Deciphering genome-wide chromatin occupancy, dynamics, and their connections to gene regulation

The genomic DNA is bound by a myriad of proteins to form the chromatin inside the nucleus of the cell. The proteins can bind to the genome in different combinations leading to a combinatorial explosion in the number of possible chromatin configurations. The differences in the chromatin configurations for the same genome sequence give rise to distinct cell types. Likewise, cells of the same type also undergo changes in chromatin configurations under different environmental conditions. Key changes to the occupancy profile of the chromatin may dictate changes in gene regulation or vice versa. Therefore, it is important to decipher the chromatin occupancy profiles of the genome and understand how these configurations are related to the transcription of genes.

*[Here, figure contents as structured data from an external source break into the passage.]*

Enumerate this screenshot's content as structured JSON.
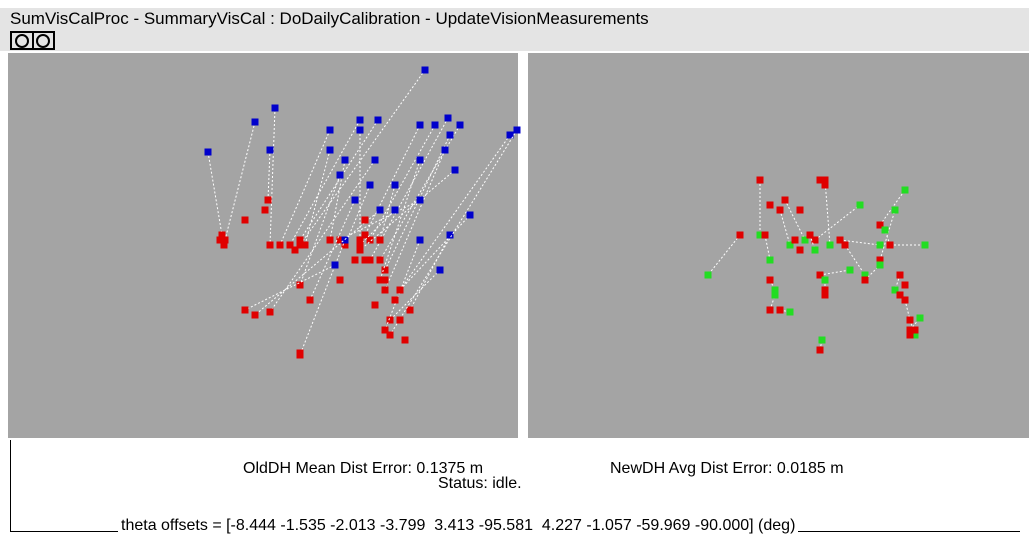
{
  "window": {
    "title": "SumVisCalProc - SummaryVisCal : DoDailyCalibration - UpdateVisionMeasurements"
  },
  "status": {
    "old_error": "OldDH Mean Dist Error: 0.1375 m",
    "new_error": "NewDH Avg Dist Error: 0.0185 m",
    "status": "Status: idle.",
    "theta": "theta offsets = [-8.444 -1.535 -2.013 -3.799  3.413 -95.581  4.227 -1.057 -59.969 -90.000] (deg)"
  }
}
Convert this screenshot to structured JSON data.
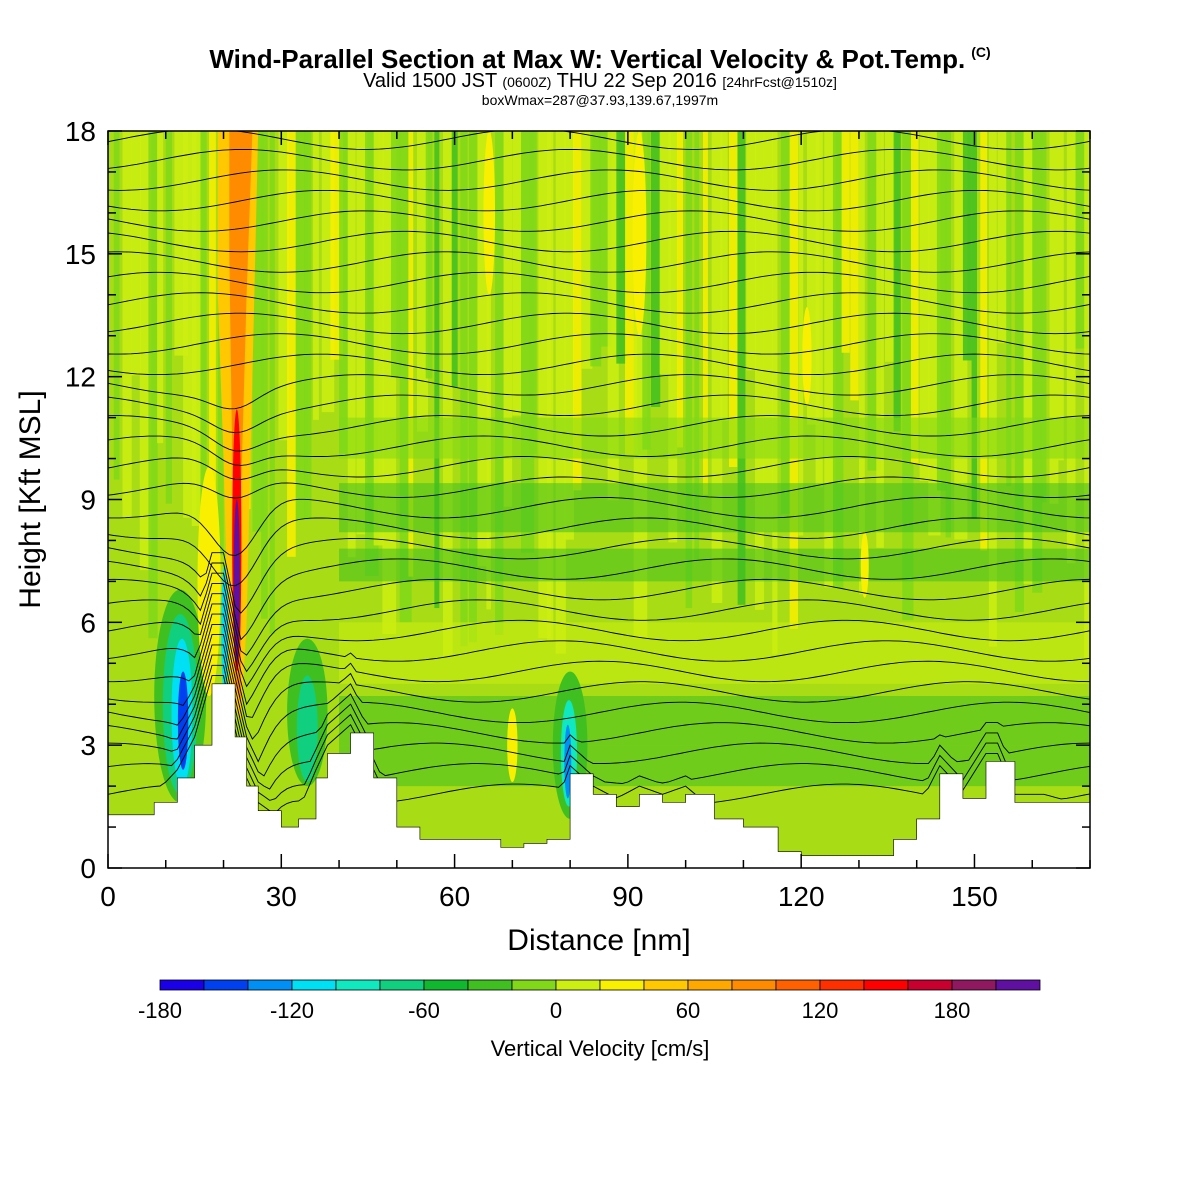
{
  "header": {
    "title": "Wind-Parallel Section at Max W: Vertical Velocity & Pot.Temp.",
    "copyright": "(C)",
    "valid_main": "Valid 1500 JST",
    "valid_small": "(0600Z)",
    "valid_date": "THU 22 Sep 2016",
    "fcst": "[24hrFcst@1510z]",
    "box_info": "boxWmax=287@37.93,139.67,1997m"
  },
  "chart_data": {
    "type": "heatmap",
    "title": "Wind-Parallel Section at Max W: Vertical Velocity & Pot.Temp.",
    "xlabel": "Distance [nm]",
    "ylabel": "Height [Kft MSL]",
    "xlim": [
      0,
      170
    ],
    "ylim": [
      0,
      18
    ],
    "x_ticks": [
      "0",
      "30",
      "60",
      "90",
      "120",
      "150"
    ],
    "y_ticks": [
      "0",
      "3",
      "6",
      "9",
      "12",
      "15",
      "18"
    ],
    "colorbar": {
      "label": "Vertical Velocity [cm/s]",
      "ticks": [
        "-180",
        "-120",
        "-60",
        "0",
        "60",
        "120",
        "180"
      ],
      "levels": [
        -180,
        -160,
        -140,
        -120,
        -100,
        -80,
        -60,
        -40,
        -20,
        0,
        20,
        40,
        60,
        80,
        100,
        120,
        140,
        160,
        180,
        200
      ],
      "colors": [
        "#1a00e6",
        "#0040f0",
        "#0090f5",
        "#00e0f5",
        "#10e8c0",
        "#10d080",
        "#10b830",
        "#40c020",
        "#80d818",
        "#ccee10",
        "#f8f000",
        "#ffc800",
        "#ffa800",
        "#ff8c00",
        "#ff6000",
        "#ff3000",
        "#ff0000",
        "#c80030",
        "#901860",
        "#6010a0"
      ]
    },
    "terrain_kft": [
      [
        0,
        1.3
      ],
      [
        5,
        1.3
      ],
      [
        8,
        1.6
      ],
      [
        12,
        2.2
      ],
      [
        15,
        3.0
      ],
      [
        18,
        4.5
      ],
      [
        20,
        4.5
      ],
      [
        22,
        3.2
      ],
      [
        24,
        2.0
      ],
      [
        26,
        1.4
      ],
      [
        30,
        1.0
      ],
      [
        33,
        1.2
      ],
      [
        36,
        2.2
      ],
      [
        38,
        2.8
      ],
      [
        42,
        3.3
      ],
      [
        46,
        2.2
      ],
      [
        50,
        1.0
      ],
      [
        54,
        0.7
      ],
      [
        60,
        0.7
      ],
      [
        66,
        0.7
      ],
      [
        68,
        0.5
      ],
      [
        72,
        0.6
      ],
      [
        76,
        0.7
      ],
      [
        80,
        2.3
      ],
      [
        84,
        1.8
      ],
      [
        88,
        1.5
      ],
      [
        92,
        1.8
      ],
      [
        96,
        1.6
      ],
      [
        100,
        1.8
      ],
      [
        105,
        1.2
      ],
      [
        110,
        1.0
      ],
      [
        116,
        0.4
      ],
      [
        120,
        0.3
      ],
      [
        126,
        0.3
      ],
      [
        132,
        0.3
      ],
      [
        136,
        0.7
      ],
      [
        140,
        1.2
      ],
      [
        144,
        2.3
      ],
      [
        148,
        1.7
      ],
      [
        152,
        2.6
      ],
      [
        154,
        2.6
      ],
      [
        157,
        1.6
      ],
      [
        162,
        1.6
      ],
      [
        170,
        1.3
      ]
    ],
    "features": [
      {
        "name": "updraft core",
        "x": 22,
        "ymax_kft": 18,
        "w_max": 287
      },
      {
        "name": "downdraft",
        "x": 13,
        "w_min": -160
      },
      {
        "name": "downdraft",
        "x": 35,
        "w_min": -90
      },
      {
        "name": "downdraft",
        "x": 80,
        "w_min": -130
      }
    ],
    "grid": false
  }
}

In this dissertation, we analyze chromatin using chromatin accessibility data sets, particularly MNase-seq and ATAC-seq, that describe the protein-bound and unbound regions of the genome. We first describe a state-space model that uses chromatin accessibility data to jointly infer the occupancy profile of hundreds of proteins binding to the genome. We apply our model to the yeast genome to study the occupancy profile of transcription factors and nucleosomes. We further extend our model to study chromatin dynamics of yeast cells subjected to cadmium stress. In doing so, we identify genomic regions exhibiting changes in the occupancy profile of transcription factors and nucleosomes. Upon comparing with available gene expression data we find that key changes in chromatin configuration occur around gene bodies that are differentially regulated during cadmium stress. Our analyses highlight how specific changes to the occupancy profiles relate to gene expression.

Building upon the interrelatedness of chromatin and transcription, we describe a regression-based approach that predicts transcription from chromatin accessibility data sets. We find that the chromatin accessibility in specific parts of the genome is highly correlated to gene expression. These genomic regions are potential regulatory regions that can lie far away from the gene body and interact with the genes due to the looping of the DNA. Our model identifies these regulatory regions in a gene-specific manner that helps us further understand the connections between chromatin and transcription.